CHINA: Striking a cautiously optimistic tone heading into another tiring day of six-party talks to end a nuclear standoff on the Korean peninsula has become a daily routine for delegates at Beijing's Diaoyutai State Guesthouse, even on day 11 of the marathon negotiations.
But diplomats from both Koreas, the United States, China, Russia and Japan entering the venue seem increasingly resigned to the fact that optimism is not enough to break the three-year deadlock over North Korea's nuclear weapons programme.
Washington's negotiators are asking what Pyongyang is prepared to abandon, and senior US negotiator Christopher Hill said the talks had gone into "extra innings".
"We are getting very much to the end of the process. I tell you the good news is we know what the substantive differences are," he said.
Mr Hill was appointed by US Secretary of State Condoleezza Rice and given more flexibility in the negotiating process than his predecessors.
The fact that Pyongyang insists on holding out in the face of this kind of pressure to sign a joint statement is a sign the talks are probably doomed.
For their part, the delegates from the secretive Stalinist state said they were committed to a nuclear-free Korean peninsula but also said they had a right to have a peaceful nuclear programme.
Said North Korea's negotiator Kim Kye-gwan Kim: "We are not a defeated nation in war and we have committed no crime, so why should we not be able to conduct peaceful nuclear activities?"

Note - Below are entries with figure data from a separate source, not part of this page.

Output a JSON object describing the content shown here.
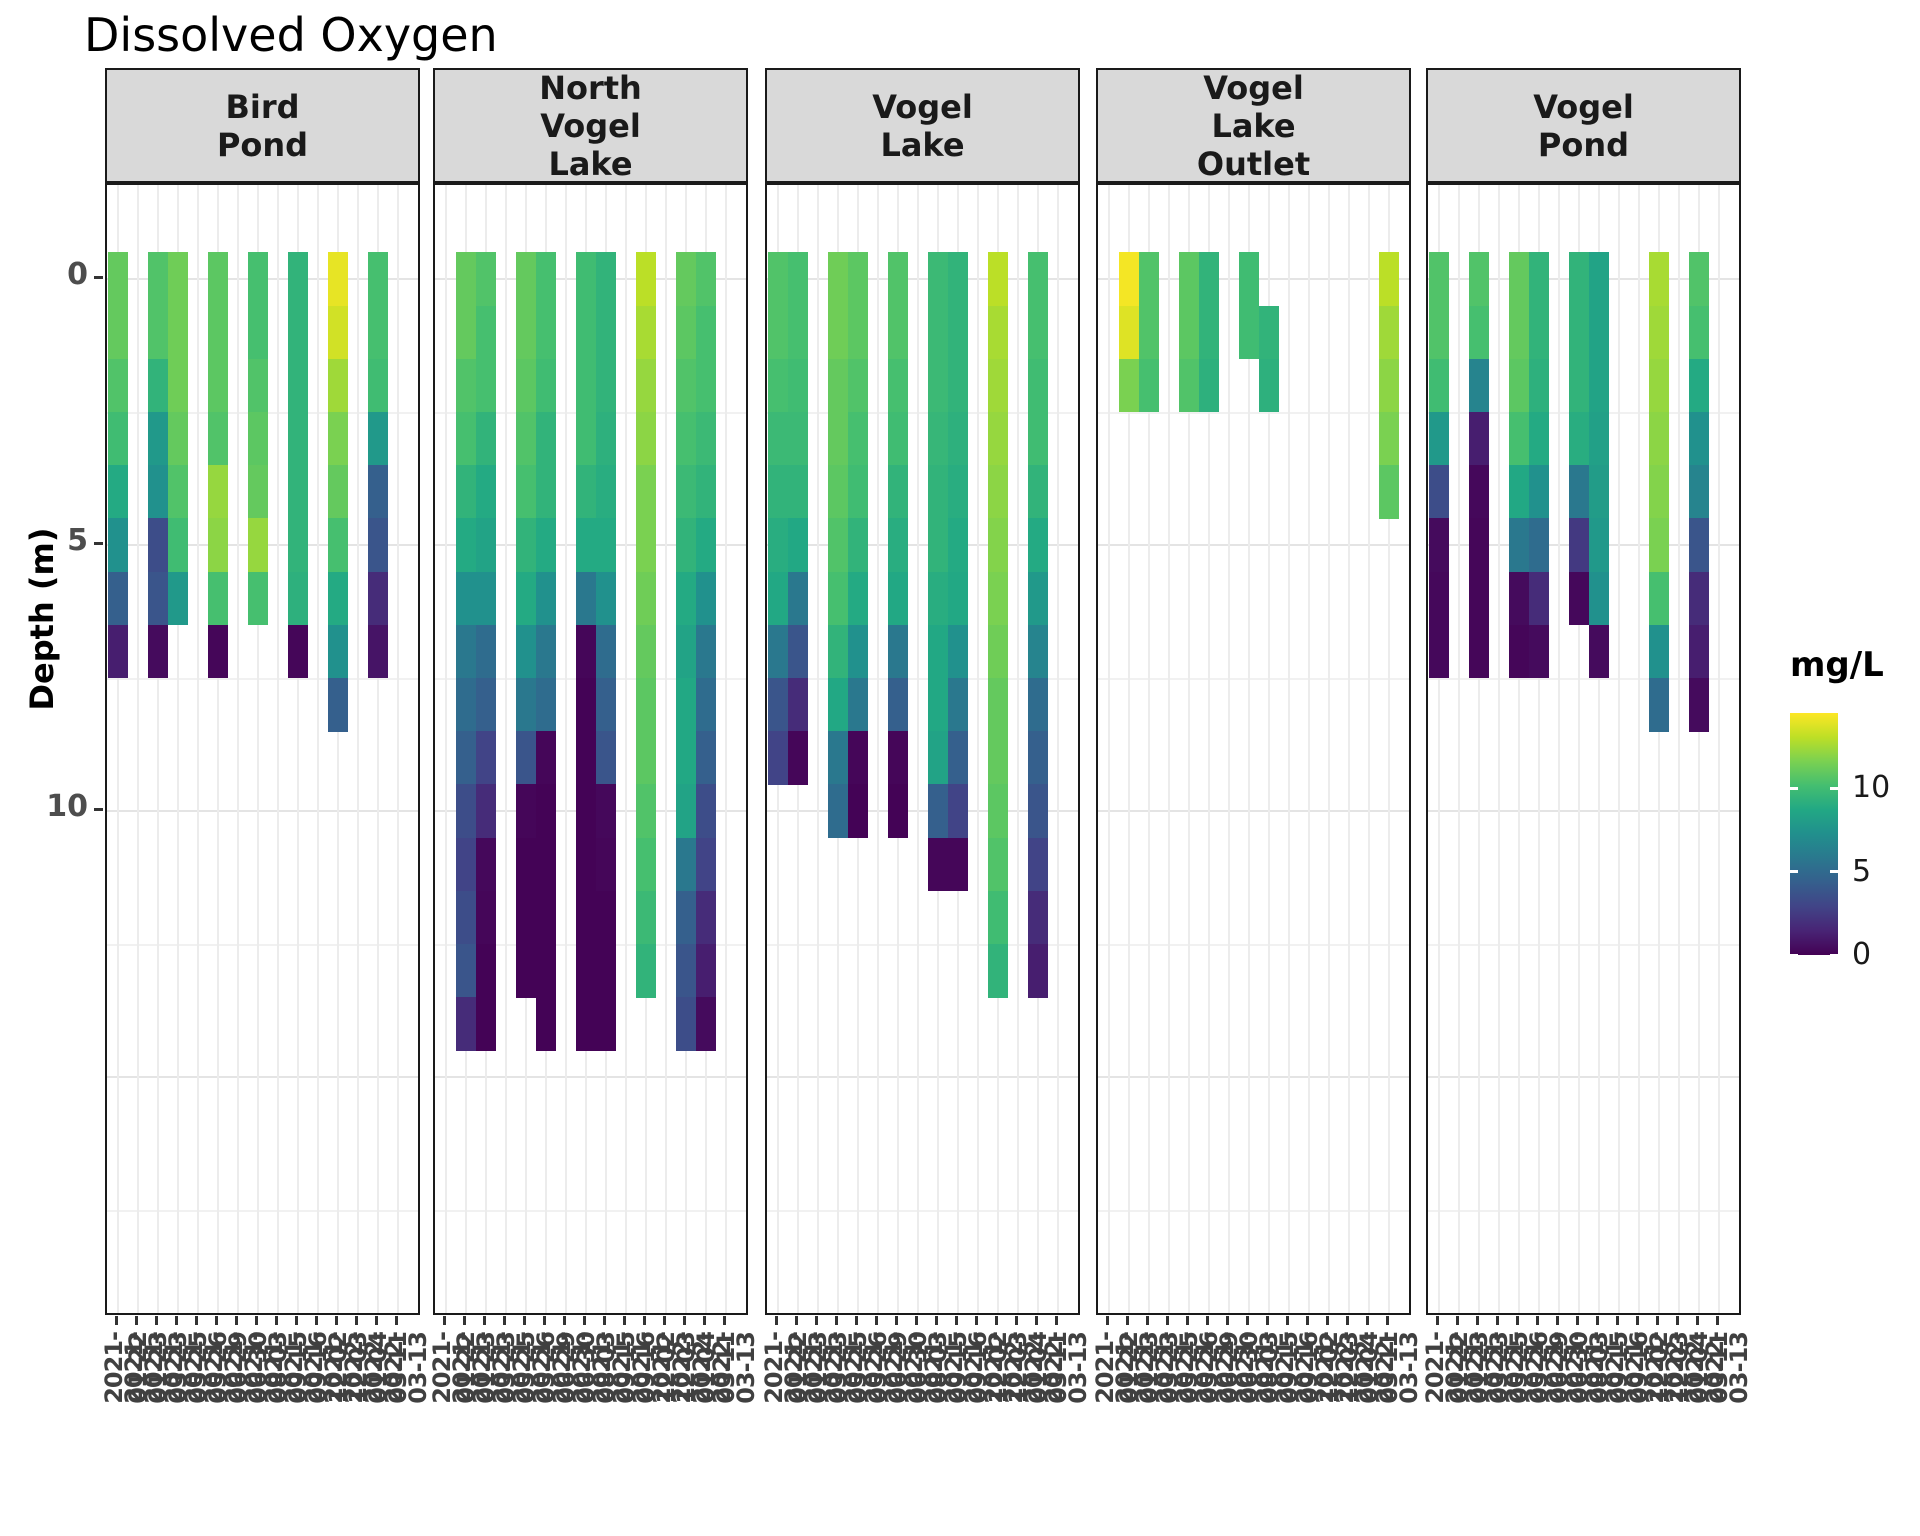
{
  "title": "Dissolved Oxygen",
  "y_axis": {
    "title": "Depth (m)",
    "tick_labels": [
      "0",
      "5",
      "10"
    ],
    "tick_depths": [
      0,
      5,
      10
    ]
  },
  "legend": {
    "title": "mg/L",
    "tick_labels": [
      "10",
      "5",
      "0"
    ],
    "tick_values": [
      10,
      5,
      0
    ],
    "domain_min": 0,
    "domain_max": 14.5
  },
  "colors": {
    "strip_fill": "#d9d9d9",
    "panel_border": "#1a1a1a",
    "viridis_low": "#440154",
    "viridis_mid": "#21918c",
    "viridis_high": "#fde725"
  },
  "chart_data": {
    "type": "heatmap",
    "title": "Dissolved Oxygen",
    "xlabel": "",
    "ylabel": "Depth (m)",
    "value_label": "mg/L",
    "value_range": [
      0,
      14.5
    ],
    "depth_range": [
      0,
      14
    ],
    "grid": true,
    "legend_position": "right",
    "x_dates": [
      "2021-01-22",
      "2021-01-23",
      "2021-03-23",
      "2021-05-25",
      "2021-05-26",
      "2021-06-29",
      "2021-06-30",
      "2021-08-03",
      "2021-09-15",
      "2021-09-16",
      "2021-12-02",
      "2021-12-03",
      "2022-01-04",
      "2022-03-11",
      "2022-03-13"
    ],
    "facets": [
      {
        "site": "Bird Pond",
        "profiles": [
          {
            "date": "2021-01-22",
            "start_depth": 0,
            "values": [
              11,
              11,
              10.5,
              10,
              8.8,
              7.3,
              4.4,
              1.2
            ]
          },
          {
            "date": "2021-03-23",
            "start_depth": 0,
            "values": [
              10.5,
              10.5,
              9.4,
              7.8,
              7.3,
              3.4,
              3.8,
              0.4
            ]
          },
          {
            "date": "2021-05-25",
            "start_depth": 0,
            "values": [
              11.3,
              11.3,
              11.3,
              11,
              10.5,
              10,
              7.8
            ]
          },
          {
            "date": "2021-06-29",
            "start_depth": 0,
            "values": [
              10.8,
              10.8,
              10.8,
              10.5,
              12.2,
              12,
              10.2,
              0.2
            ]
          },
          {
            "date": "2021-08-03",
            "start_depth": 0,
            "values": [
              10.2,
              10.2,
              10.5,
              10.8,
              11,
              12.2,
              10.2
            ]
          },
          {
            "date": "2021-09-16",
            "start_depth": 0,
            "values": [
              9.4,
              9.4,
              9.4,
              9.4,
              9.4,
              9.4,
              9.2,
              0.2
            ]
          },
          {
            "date": "2021-12-03",
            "start_depth": 0,
            "values": [
              14,
              13.5,
              12.4,
              11.6,
              11,
              10.2,
              8.8,
              7.3,
              4.4
            ]
          },
          {
            "date": "2022-03-11",
            "start_depth": 0,
            "values": [
              10.2,
              10.2,
              10,
              7.8,
              4.4,
              3.8,
              1.8,
              0.8
            ]
          }
        ]
      },
      {
        "site": "North Vogel Lake",
        "profiles": [
          {
            "date": "2021-01-23",
            "start_depth": 0,
            "values": [
              11,
              11,
              10.5,
              10.2,
              9.4,
              8.8,
              7.3,
              5.8,
              5.1,
              4.4,
              3.4,
              2.9,
              3.4,
              3.8,
              1.8
            ]
          },
          {
            "date": "2021-03-23",
            "start_depth": 0,
            "values": [
              10.5,
              10.2,
              10.2,
              9.4,
              8.8,
              8.4,
              7.3,
              5.1,
              4.4,
              2.9,
              1.8,
              0.3,
              0.2,
              0.1,
              0.1
            ]
          },
          {
            "date": "2021-05-26",
            "start_depth": 0,
            "values": [
              11,
              11,
              10.8,
              10.5,
              10.2,
              9.4,
              8.8,
              7.3,
              5.8,
              3.8,
              0.2,
              0.1,
              0.1,
              0.1
            ]
          },
          {
            "date": "2021-06-29",
            "start_depth": 0,
            "values": [
              10.2,
              10.2,
              10,
              9.4,
              9.4,
              8.8,
              7.3,
              5.8,
              5.1,
              0.2,
              0.1,
              0.1,
              0.1,
              0.1,
              0.1
            ]
          },
          {
            "date": "2021-08-03",
            "start_depth": 0,
            "values": [
              10,
              10,
              10,
              10,
              9.4,
              8.8,
              5.8,
              0.2,
              0.1,
              0.1,
              0.1,
              0.1,
              0.1,
              0.1,
              0.1
            ]
          },
          {
            "date": "2021-09-15",
            "start_depth": 0,
            "values": [
              9.4,
              9.4,
              9.4,
              9.2,
              9,
              8.8,
              7.3,
              5.1,
              4.4,
              3.8,
              0.3,
              0.2,
              0.1,
              0.1,
              0.1
            ]
          },
          {
            "date": "2021-12-02",
            "start_depth": 0,
            "values": [
              13,
              12.6,
              12.2,
              12,
              11.6,
              11.6,
              11.3,
              11,
              10.8,
              10.8,
              10.5,
              10.2,
              9.8,
              9.4
            ]
          },
          {
            "date": "2022-01-04",
            "start_depth": 0,
            "values": [
              11,
              10.8,
              10.5,
              10.2,
              9.8,
              9.4,
              8.8,
              8.4,
              8.7,
              8.7,
              8.4,
              5.8,
              4.4,
              3.8,
              3.4
            ]
          },
          {
            "date": "2022-03-11",
            "start_depth": 0,
            "values": [
              10.5,
              10.2,
              10.2,
              9.8,
              9.4,
              8.8,
              7.3,
              5.8,
              5.1,
              4.4,
              3.4,
              2.9,
              1.8,
              1.2,
              0.4
            ]
          }
        ]
      },
      {
        "site": "Vogel Lake",
        "profiles": [
          {
            "date": "2021-01-22",
            "start_depth": 0,
            "values": [
              10.5,
              10.5,
              10.2,
              9.8,
              9.4,
              9,
              8.7,
              5.8,
              3.8,
              2.9
            ]
          },
          {
            "date": "2021-01-23",
            "start_depth": 0,
            "values": [
              10.2,
              10.2,
              10,
              9.8,
              9.4,
              8.7,
              5.8,
              3.8,
              1.8,
              0.2
            ]
          },
          {
            "date": "2021-05-25",
            "start_depth": 0,
            "values": [
              11.3,
              11.3,
              11,
              11,
              10.8,
              10.5,
              10.2,
              9.4,
              8.7,
              5.8,
              5.1
            ]
          },
          {
            "date": "2021-05-26",
            "start_depth": 0,
            "values": [
              10.8,
              10.8,
              10.5,
              10.2,
              10,
              9.4,
              8.8,
              7.3,
              5.8,
              0.2,
              0.1
            ]
          },
          {
            "date": "2021-06-30",
            "start_depth": 0,
            "values": [
              10.5,
              10.5,
              10.2,
              10,
              9.4,
              9,
              8.7,
              5.8,
              4.4,
              0.2,
              0.1
            ]
          },
          {
            "date": "2021-09-15",
            "start_depth": 0,
            "values": [
              9.8,
              9.8,
              9.8,
              9.6,
              9.4,
              9.4,
              9,
              8.7,
              8.7,
              8.4,
              4.4,
              0.2
            ]
          },
          {
            "date": "2021-09-16",
            "start_depth": 0,
            "values": [
              9.4,
              9.4,
              9.4,
              9.2,
              9,
              8.8,
              8.7,
              7.3,
              5.8,
              4.4,
              2.9,
              0.2
            ]
          },
          {
            "date": "2021-12-03",
            "start_depth": 0,
            "values": [
              13,
              12.6,
              12.4,
              12.2,
              12,
              11.8,
              11.6,
              11.3,
              11,
              11,
              10.8,
              10.5,
              10,
              9.4
            ]
          },
          {
            "date": "2022-03-11",
            "start_depth": 0,
            "values": [
              10.2,
              10.2,
              10,
              10,
              9.4,
              8.8,
              7.8,
              6.5,
              5.1,
              4.4,
              3.8,
              2.9,
              1.8,
              1.2
            ]
          }
        ]
      },
      {
        "site": "Vogel Lake Outlet",
        "profiles": [
          {
            "date": "2021-01-23",
            "start_depth": 0,
            "values": [
              14.3,
              13.8,
              11.6
            ]
          },
          {
            "date": "2021-03-23",
            "start_depth": 0,
            "values": [
              10.5,
              10.5,
              10.2
            ]
          },
          {
            "date": "2021-05-26",
            "start_depth": 0,
            "values": [
              10.8,
              10.8,
              10.5
            ]
          },
          {
            "date": "2021-06-29",
            "start_depth": 0,
            "values": [
              9.4,
              9.4,
              9.2
            ]
          },
          {
            "date": "2021-08-03",
            "start_depth": 0,
            "values": [
              10,
              10
            ]
          },
          {
            "date": "2021-09-15",
            "start_depth": 1,
            "values": [
              9.4,
              9.2
            ]
          },
          {
            "date": "2022-03-13",
            "start_depth": 0,
            "values": [
              13,
              12.4,
              12,
              11.6,
              10.8
            ]
          }
        ]
      },
      {
        "site": "Vogel Pond",
        "profiles": [
          {
            "date": "2021-01-22",
            "start_depth": 0,
            "values": [
              10.5,
              10.5,
              10,
              7.8,
              3.4,
              0.4,
              0.3,
              0.3
            ]
          },
          {
            "date": "2021-03-23",
            "start_depth": 0,
            "values": [
              10.5,
              10.2,
              6.5,
              1.2,
              0.3,
              0.2,
              0.2,
              0.2
            ]
          },
          {
            "date": "2021-05-26",
            "start_depth": 0,
            "values": [
              11,
              11,
              10.8,
              10.2,
              8.7,
              5.8,
              0.4,
              0.2
            ]
          },
          {
            "date": "2021-06-29",
            "start_depth": 0,
            "values": [
              9.4,
              9.4,
              9.2,
              8.8,
              7.3,
              5.1,
              1.8,
              0.4
            ]
          },
          {
            "date": "2021-08-03",
            "start_depth": 0,
            "values": [
              9.4,
              9.4,
              9.4,
              9,
              5.8,
              2.4,
              0.3
            ]
          },
          {
            "date": "2021-09-15",
            "start_depth": 0,
            "values": [
              8.4,
              8.4,
              8.4,
              8.2,
              8,
              7.8,
              7.3,
              0.4
            ]
          },
          {
            "date": "2021-12-03",
            "start_depth": 0,
            "values": [
              12.6,
              12.4,
              12.2,
              12,
              11.8,
              11.6,
              10.2,
              7.3,
              5.1
            ]
          },
          {
            "date": "2022-03-11",
            "start_depth": 0,
            "values": [
              10.5,
              10.2,
              8.8,
              7.3,
              6.5,
              3.8,
              1.8,
              1.2,
              0.4
            ]
          }
        ]
      }
    ]
  }
}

Three previous rounds of talks ended in stalemate, and a fourth without agreement would call the entire process into question, an outcome which could prompt Washington to take the issue to the UN Security Council.
China is hosting the talks and playing honest broker as it is keen to boost its diplomatic credentials in the region. It is also North Korea's only remaining significant ally.
Beijing's spokesman Qin Gang said he was neither excessively optimistic nor pessimistic about the prospects for the talks, but pointed to the fact that the six parties had held 72 bilateral meetings in the past 10 days.
China, which fought alongside North Korea in the 1950-53 war against the US and South Korea, does not want instability on its northern borders and does not relish the prospect of UN sanctions against North Korea.
North Korea, which is effectively bankrupt and where hundreds of thousands are believed to have died of hunger in the last decade, wants economic aid, energy and security guarantees in return for scrapping its nuclear plan.
Pyongyang significantly raised the stakes in February, when it said it had nuclear weapons and demanded diplomatic recognition and other assurances from Washington.